Enquanto Kurt refletia acerca do que eu acabava de dizer, olhei de novo para a janela e soltei um suspiro. Era inútil tentar remediar os meus erros, pois no fundo eles já estavam mais que feitos. Além disso, de que estariam os meus amigos à espera? Eles sabiam de antemão que eu jamais conseguiria enfrentá-los de frente, dizer um adeus, deixá-los ir. Michael teve uma prova disso e eles já sabiam que desta vez a situação não ia ser diferente. Eu apenas não me podia despedir, odiava a ideia, e só o pensamento de me imaginar a fazê-lo me dava voltas ao estômago.

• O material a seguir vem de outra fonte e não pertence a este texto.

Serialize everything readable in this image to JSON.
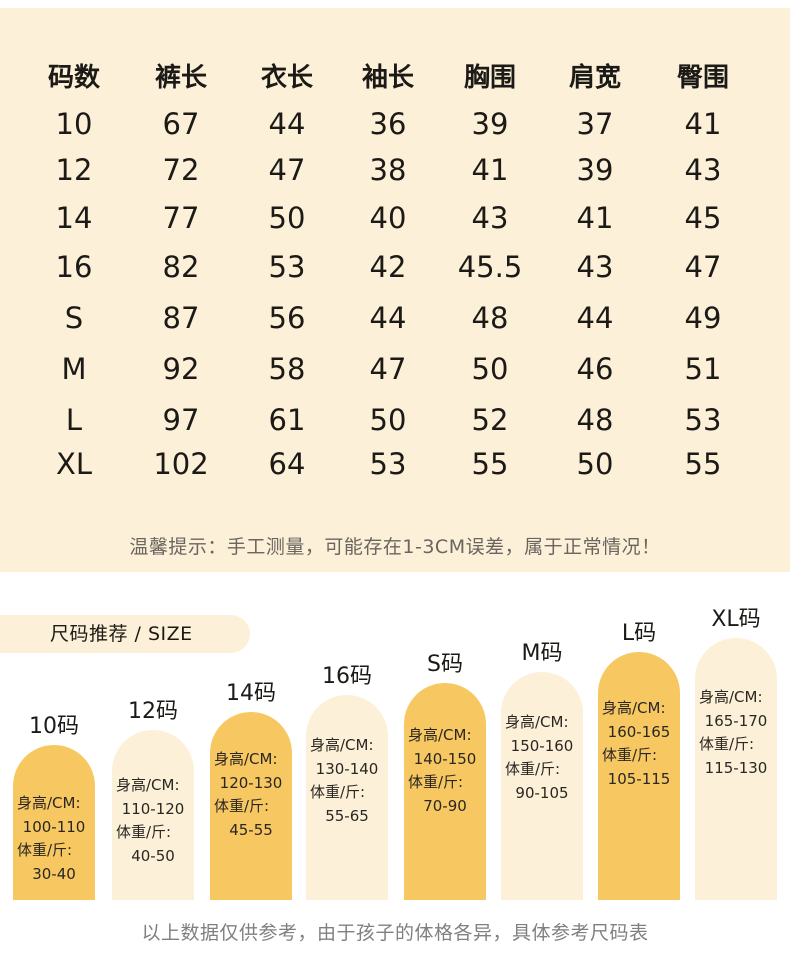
{
  "size_table": {
    "headers": [
      "码数",
      "裤长",
      "衣长",
      "袖长",
      "胸围",
      "肩宽",
      "臀围"
    ],
    "rows": [
      [
        "10",
        "67",
        "44",
        "36",
        "39",
        "37",
        "41"
      ],
      [
        "12",
        "72",
        "47",
        "38",
        "41",
        "39",
        "43"
      ],
      [
        "14",
        "77",
        "50",
        "40",
        "43",
        "41",
        "45"
      ],
      [
        "16",
        "82",
        "53",
        "42",
        "45.5",
        "43",
        "47"
      ],
      [
        "S",
        "87",
        "56",
        "44",
        "48",
        "44",
        "49"
      ],
      [
        "M",
        "92",
        "58",
        "47",
        "50",
        "46",
        "51"
      ],
      [
        "L",
        "97",
        "61",
        "50",
        "52",
        "48",
        "53"
      ],
      [
        "XL",
        "102",
        "64",
        "53",
        "55",
        "50",
        "55"
      ]
    ],
    "note": "温馨提示：手工测量，可能存在1-3CM误差，属于正常情况！"
  },
  "recommend": {
    "title": "尺码推荐 / SIZE",
    "height_label": "身高/CM:",
    "weight_label": "体重/斤:",
    "sizes": [
      {
        "name": "10码",
        "height": "100-110",
        "weight": "30-40",
        "style": "gold"
      },
      {
        "name": "12码",
        "height": "110-120",
        "weight": "40-50",
        "style": "cream"
      },
      {
        "name": "14码",
        "height": "120-130",
        "weight": "45-55",
        "style": "gold"
      },
      {
        "name": "16码",
        "height": "130-140",
        "weight": "55-65",
        "style": "cream"
      },
      {
        "name": "S码",
        "height": "140-150",
        "weight": "70-90",
        "style": "gold"
      },
      {
        "name": "M码",
        "height": "150-160",
        "weight": "90-105",
        "style": "cream"
      },
      {
        "name": "L码",
        "height": "160-165",
        "weight": "105-115",
        "style": "gold"
      },
      {
        "name": "XL码",
        "height": "165-170",
        "weight": "115-130",
        "style": "cream"
      }
    ],
    "footer": "以上数据仅供参考，由于孩子的体格各异，具体参考尺码表"
  },
  "colors": {
    "panel_bg": "#fdf0d8",
    "gold": "#f7c862",
    "cream": "#fdf0d8",
    "note_text": "#6b6560",
    "footer_text": "#808080"
  }
}
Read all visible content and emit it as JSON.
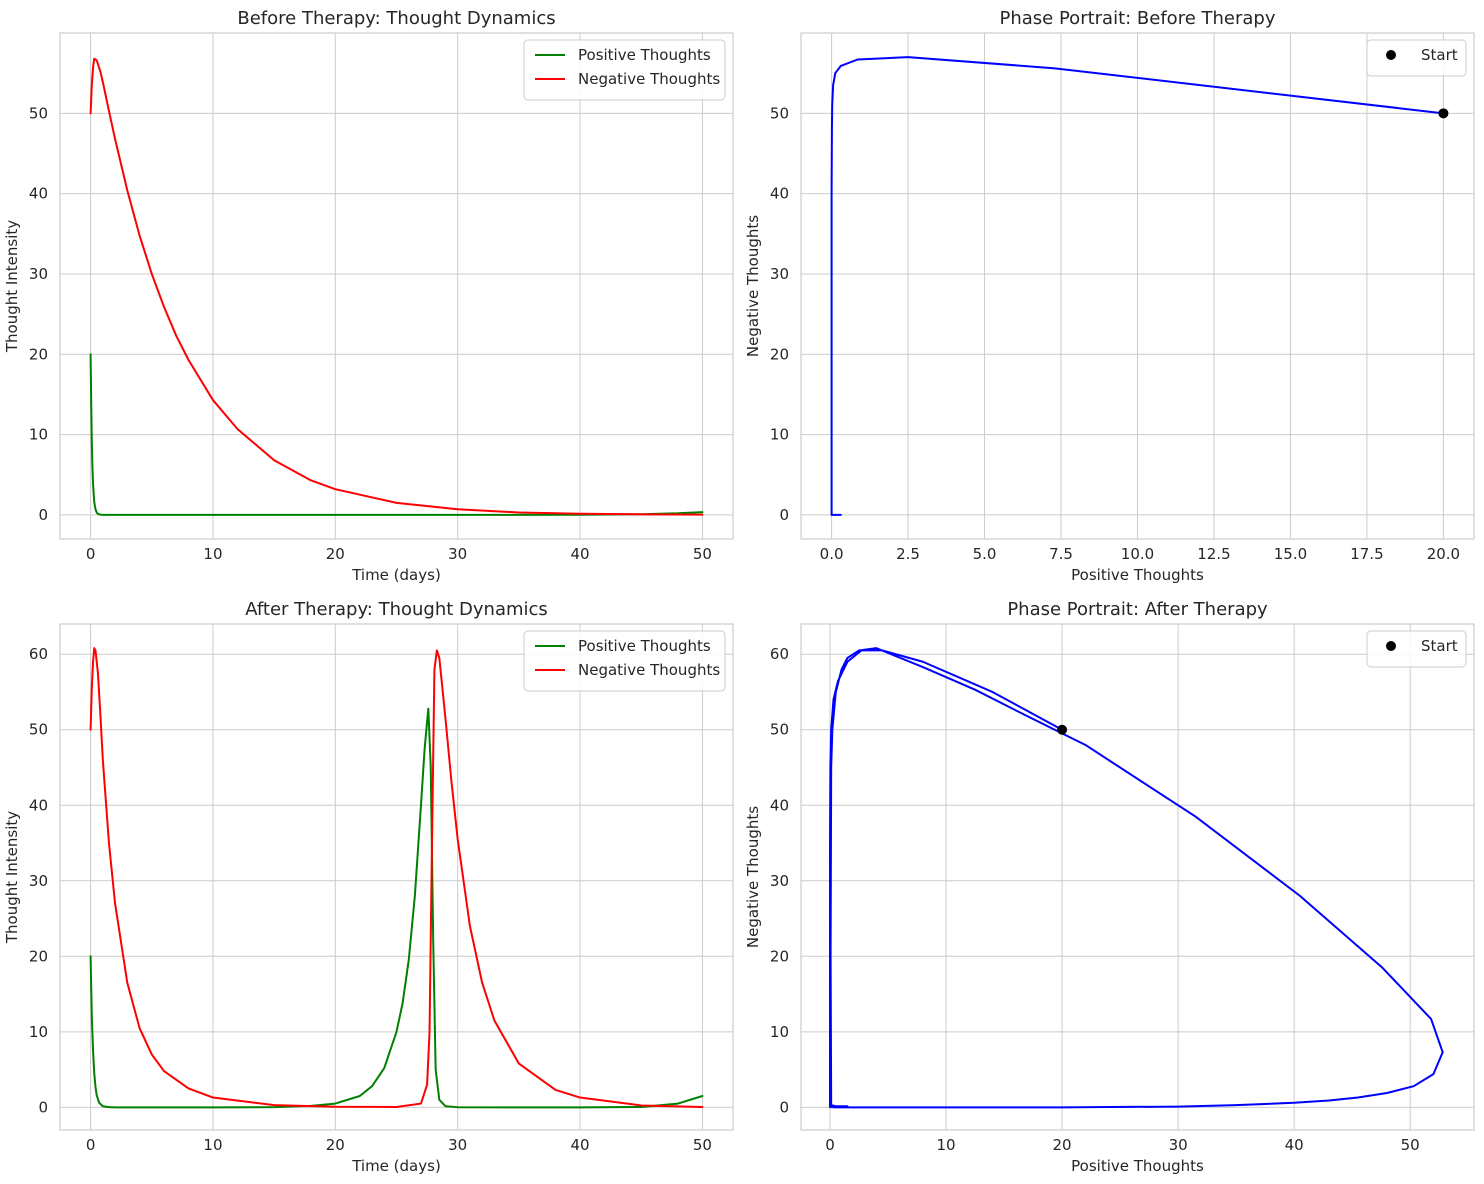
{
  "chart_data": [
    {
      "type": "line",
      "title": "Before Therapy: Thought Dynamics",
      "xlabel": "Time (days)",
      "ylabel": "Thought Intensity",
      "xlim": [
        -2.5,
        52.5
      ],
      "ylim": [
        -3,
        60
      ],
      "xticks": [
        0,
        10,
        20,
        30,
        40,
        50
      ],
      "yticks": [
        0,
        10,
        20,
        30,
        40,
        50
      ],
      "grid": true,
      "legend": "top-right",
      "series": [
        {
          "name": "Positive Thoughts",
          "color": "#008000",
          "x": [
            0,
            0.05,
            0.1,
            0.15,
            0.2,
            0.3,
            0.4,
            0.5,
            0.6,
            0.8,
            1,
            2,
            5,
            10,
            20,
            30,
            40,
            45,
            48,
            50
          ],
          "y": [
            20,
            14,
            9,
            6,
            3.8,
            1.6,
            0.7,
            0.3,
            0.12,
            0.03,
            0.01,
            0,
            0,
            0,
            0,
            0,
            0.02,
            0.08,
            0.2,
            0.35
          ]
        },
        {
          "name": "Negative Thoughts",
          "color": "#ff0000",
          "x": [
            0,
            0.1,
            0.2,
            0.3,
            0.5,
            0.8,
            1,
            1.5,
            2,
            3,
            4,
            5,
            6,
            7,
            8,
            10,
            12,
            15,
            18,
            20,
            25,
            30,
            35,
            40,
            45,
            50
          ],
          "y": [
            50,
            53.5,
            55.7,
            56.8,
            56.6,
            55.2,
            53.9,
            50.3,
            46.8,
            40.4,
            34.8,
            30,
            25.9,
            22.3,
            19.3,
            14.3,
            10.7,
            6.8,
            4.3,
            3.2,
            1.5,
            0.7,
            0.3,
            0.15,
            0.07,
            0.03
          ]
        }
      ]
    },
    {
      "type": "line",
      "title": "Phase Portrait: Before Therapy",
      "xlabel": "Positive Thoughts",
      "ylabel": "Negative Thoughts",
      "xlim": [
        -1,
        21
      ],
      "ylim": [
        -3,
        60
      ],
      "xticks": [
        0.0,
        2.5,
        5.0,
        7.5,
        10.0,
        12.5,
        15.0,
        17.5,
        20.0
      ],
      "xtick_labels": [
        "0.0",
        "2.5",
        "5.0",
        "7.5",
        "10.0",
        "12.5",
        "15.0",
        "17.5",
        "20.0"
      ],
      "yticks": [
        0,
        10,
        20,
        30,
        40,
        50
      ],
      "grid": true,
      "legend": "top-right",
      "series": [
        {
          "color": "#0000ff",
          "x": [
            20,
            7.3,
            2.5,
            0.85,
            0.3,
            0.12,
            0.05,
            0.02,
            0.01,
            0,
            0,
            0,
            0,
            0.05,
            0.15,
            0.3
          ],
          "y": [
            50,
            55.6,
            57,
            56.7,
            55.9,
            55,
            53.5,
            51,
            48,
            40,
            20,
            5,
            0,
            0,
            0,
            0
          ]
        },
        {
          "name": "Start",
          "type": "marker",
          "color": "#000000",
          "x": [
            20
          ],
          "y": [
            50
          ]
        }
      ]
    },
    {
      "type": "line",
      "title": "After Therapy: Thought Dynamics",
      "xlabel": "Time (days)",
      "ylabel": "Thought Intensity",
      "xlim": [
        -2.5,
        52.5
      ],
      "ylim": [
        -3,
        64
      ],
      "xticks": [
        0,
        10,
        20,
        30,
        40,
        50
      ],
      "yticks": [
        0,
        10,
        20,
        30,
        40,
        50,
        60
      ],
      "grid": true,
      "legend": "top-right",
      "series": [
        {
          "name": "Positive Thoughts",
          "color": "#008000",
          "x": [
            0,
            0.1,
            0.2,
            0.3,
            0.4,
            0.5,
            0.7,
            1,
            1.5,
            2,
            5,
            10,
            15,
            18,
            20,
            22,
            23,
            24,
            25,
            25.5,
            26,
            26.5,
            27,
            27.3,
            27.6,
            27.8,
            28,
            28.2,
            28.5,
            29,
            30,
            35,
            40,
            45,
            48,
            50
          ],
          "y": [
            20,
            12,
            7.5,
            4.5,
            2.7,
            1.6,
            0.6,
            0.15,
            0.03,
            0,
            0,
            0,
            0.03,
            0.2,
            0.5,
            1.5,
            2.8,
            5.2,
            10,
            13.8,
            19.5,
            28,
            40,
            47.5,
            52.8,
            45,
            22,
            5,
            1,
            0.15,
            0.02,
            0,
            0,
            0.05,
            0.5,
            1.5
          ]
        },
        {
          "name": "Negative Thoughts",
          "color": "#ff0000",
          "x": [
            0,
            0.1,
            0.2,
            0.3,
            0.4,
            0.6,
            0.8,
            1,
            1.5,
            2,
            3,
            4,
            5,
            6,
            8,
            10,
            15,
            20,
            25,
            27,
            27.5,
            27.7,
            27.9,
            28.1,
            28.3,
            28.5,
            29,
            29.5,
            30,
            31,
            32,
            33,
            35,
            38,
            40,
            45,
            50
          ],
          "y": [
            50,
            55.5,
            59,
            60.8,
            60.5,
            57.5,
            52,
            46,
            35,
            27,
            16.5,
            10.5,
            7,
            4.8,
            2.5,
            1.3,
            0.3,
            0.07,
            0.05,
            0.5,
            3,
            10,
            35,
            58,
            60.5,
            59.5,
            51.5,
            43,
            35.5,
            24,
            16.5,
            11.5,
            5.8,
            2.3,
            1.3,
            0.25,
            0.05
          ]
        }
      ]
    },
    {
      "type": "line",
      "title": "Phase Portrait: After Therapy",
      "xlabel": "Positive Thoughts",
      "ylabel": "Negative Thoughts",
      "xlim": [
        -2.5,
        55.5
      ],
      "ylim": [
        -3,
        64
      ],
      "xticks": [
        0,
        10,
        20,
        30,
        40,
        50
      ],
      "yticks": [
        0,
        10,
        20,
        30,
        40,
        50,
        60
      ],
      "grid": true,
      "legend": "top-right",
      "series": [
        {
          "color": "#0000ff",
          "x": [
            20,
            14,
            8,
            4.5,
            2.7,
            1.5,
            0.7,
            0.3,
            0.1,
            0.03,
            0,
            0,
            0,
            0,
            0,
            0.5,
            1.5,
            5,
            10,
            20,
            30,
            35,
            40,
            43,
            45.5,
            48,
            50.3,
            52,
            52.8,
            51.8,
            47.6,
            40.5,
            31.5,
            22,
            17,
            12.5,
            8,
            4,
            2.5,
            1.5,
            1,
            0.5,
            0.2,
            0.1,
            0.05,
            0.1,
            0.5,
            1.5
          ],
          "y": [
            50,
            55,
            59,
            60.5,
            60.5,
            59,
            56.5,
            54,
            50,
            45,
            35,
            20,
            5,
            0.5,
            0.05,
            0,
            0,
            0,
            0,
            0,
            0.1,
            0.3,
            0.6,
            0.9,
            1.3,
            1.9,
            2.8,
            4.4,
            7.3,
            11.7,
            18.5,
            28,
            38.5,
            48,
            51.8,
            55.3,
            58.3,
            60.8,
            60.5,
            59.5,
            58,
            55,
            50,
            45,
            20,
            0.3,
            0.15,
            0.15
          ]
        },
        {
          "name": "Start",
          "type": "marker",
          "color": "#000000",
          "x": [
            20
          ],
          "y": [
            50
          ]
        }
      ]
    }
  ]
}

"Cloe...", Kurt acabou por se agachar à minha frente, apoiando-se nos meus joelhos para não cair. "Cloe, olha para mim...", pediu, tentando manter um tom suave e relaxado. "Cloe, temos de ir. Tu tens de ir."

"Mas eu...", lágrimas rebolaram pela minha pele, chegando algumas a cair no soalho de madeira. Kurt suspirou, parecendo não saber o que fazer, e eu fui rápida a limpá-las e a apagar os vestígios da minha tristeza, voltando a reerguer o rosto e a endireitar os ombros. "Eu não sou capaz. Pronto. Não sou capaz, não consigo e não vou fazê-lo.", declarei, mais rápido e atabalhoadamente do que pretendia. "Eu achava que conseguia, mas não... não consigo."

"Porquê?"

"Porquê?", repeti. "Porque... porque eu não aguento vê-los ir enquanto eu fico aqui. Não aguento lembrar-me de todo o sofrimento que causei ao Michael no dia em que o deixei, e ter de repetir essa sensação, só que desta vez sem tê-lo longe. Ele vai estar mesmo à minha frente... como é que eu me posso despedir dele assim?"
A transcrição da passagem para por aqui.